Closed edelstone closed 6 years ago

edelstone commented 6 years ago

Should a super-circle Lead Link be able to say to a sub-circle Lead Link that they must remove someone from a role in their sub-circle and install another person, or – if they refuse – they will be removed as Lead Link so the replacement can be successfully initiated with an alternate?

It seems to me that this level of coercion is permitted, but is extremely against the spirit of Holacracy, role autonomy, and common sense trust.

I'm interested to hear practitioners' and leaders' thoughts on if preventing something like this should/could be enshrined in the constitution, or if business owners would feel they don't have enough control without this option.

Perhaps, since Lead Link can assign/replace roles at any time for lack of "fitness", there's no real way to enforce such a standard anyways.

edelstone commented 6 years ago

@brianjrobertson I'm particularly wondering if you think there is any issue here.

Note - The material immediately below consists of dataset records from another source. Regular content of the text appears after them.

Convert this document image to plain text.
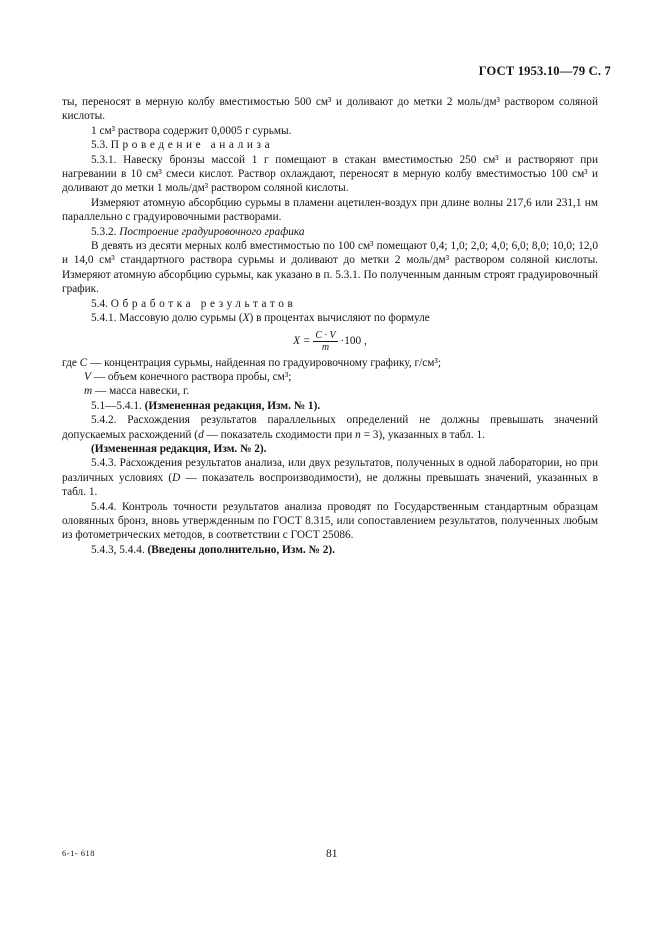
ГОСТ 1953.10—79 С. 7

ты, переносят в мерную колбу вместимостью 500 см³ и доливают до метки 2 моль/дм³ раствором соляной кислоты.

1 см³ раствора содержит 0,0005 г сурьмы.

5.3. Проведение анализа

5.3.1. Навеску бронзы массой 1 г помещают в стакан вместимостью 250 см³ и растворяют при нагревании в 10 см³ смеси кислот. Раствор охлаждают, переносят в мерную колбу вместимостью 100 см³ и доливают до метки 1 моль/дм³ раствором соляной кислоты.

Измеряют атомную абсорбцию сурьмы в пламени ацетилен-воздух при длине волны 217,6 или 231,1 нм параллельно с градуировочными растворами.

5.3.2. Построение градуировочного графика

В девять из десяти мерных колб вместимостью по 100 см³ помещают 0,4; 1,0; 2,0; 4,0; 6,0; 8,0; 10,0; 12,0 и 14,0 см³ стандартного раствора сурьмы и доливают до метки 2 моль/дм³ раствором соляной кислоты. Измеряют атомную абсорбцию сурьмы, как указано в п. 5.3.1. По полученным данным строят градуировочный график.

5.4. Обработка результатов

5.4.1. Массовую долю сурьмы (X) в процентах вычисляют по формуле

$X = \frac{C \cdot V}{m} \cdot 100$ ,

где C — концентрация сурьмы, найденная по градуировочному графику, г/см³;

V — объем конечного раствора пробы, см³;

m — масса навески, г.

5.1—5.4.1. (Измененная редакция, Изм. № 1).

5.4.2. Расхождения результатов параллельных определений не должны превышать значений допускаемых расхождений (d — показатель сходимости при n = 3), указанных в табл. 1.

(Измененная редакция, Изм. № 2).

5.4.3. Расхождения результатов анализа, или двух результатов, полученных в одной лаборатории, но при различных условиях (D — показатель воспроизводимости), не должны превышать значений, указанных в табл. 1.

5.4.4. Контроль точности результатов анализа проводят по Государственным стандартным образцам оловянных бронз, вновь утвержденным по ГОСТ 8.315, или сопоставлением результатов, полученных любым из фотометрических методов, в соответствии с ГОСТ 25086.

5.4.3, 5.4.4. (Введены дополнительно, Изм. № 2).

6-1- 618	81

brianjrobertson commented 6 years ago

@edelstone Should anyone in any role be allowed to say to another role-filler that they must do something, lest the person use their own role’s authority (whatever it is) to do something else? There is nothing unique to lead link role assignment power here; every role has real power, and any role-filler could choose to demand someone else do something specifiic, lest they use their role’s power in some way in response to that. It would only make sense to prevent it in the lead link case if it would make sense to generically prevent it in all such cases. And I don’t think that makes sense, mostly because it’s entirely too vague what constraint would even work - I don’t think there’s any clean distinction one could make here of what one is trying to prevent, without preventing desirable behaviors too, or introducing something so muddy that the rule itself risks becoming a weapon of undue control. Besides, there’s a much simpler solution: if someone is using power (whatever power it is) in ways that hurt the overall system and its purpose, just get them out of the role - so if anything is needed/useful here, it’s probably just a way to make it easier to get anyone out of a role if they’re not using its power effectively, whatever role/power that may be.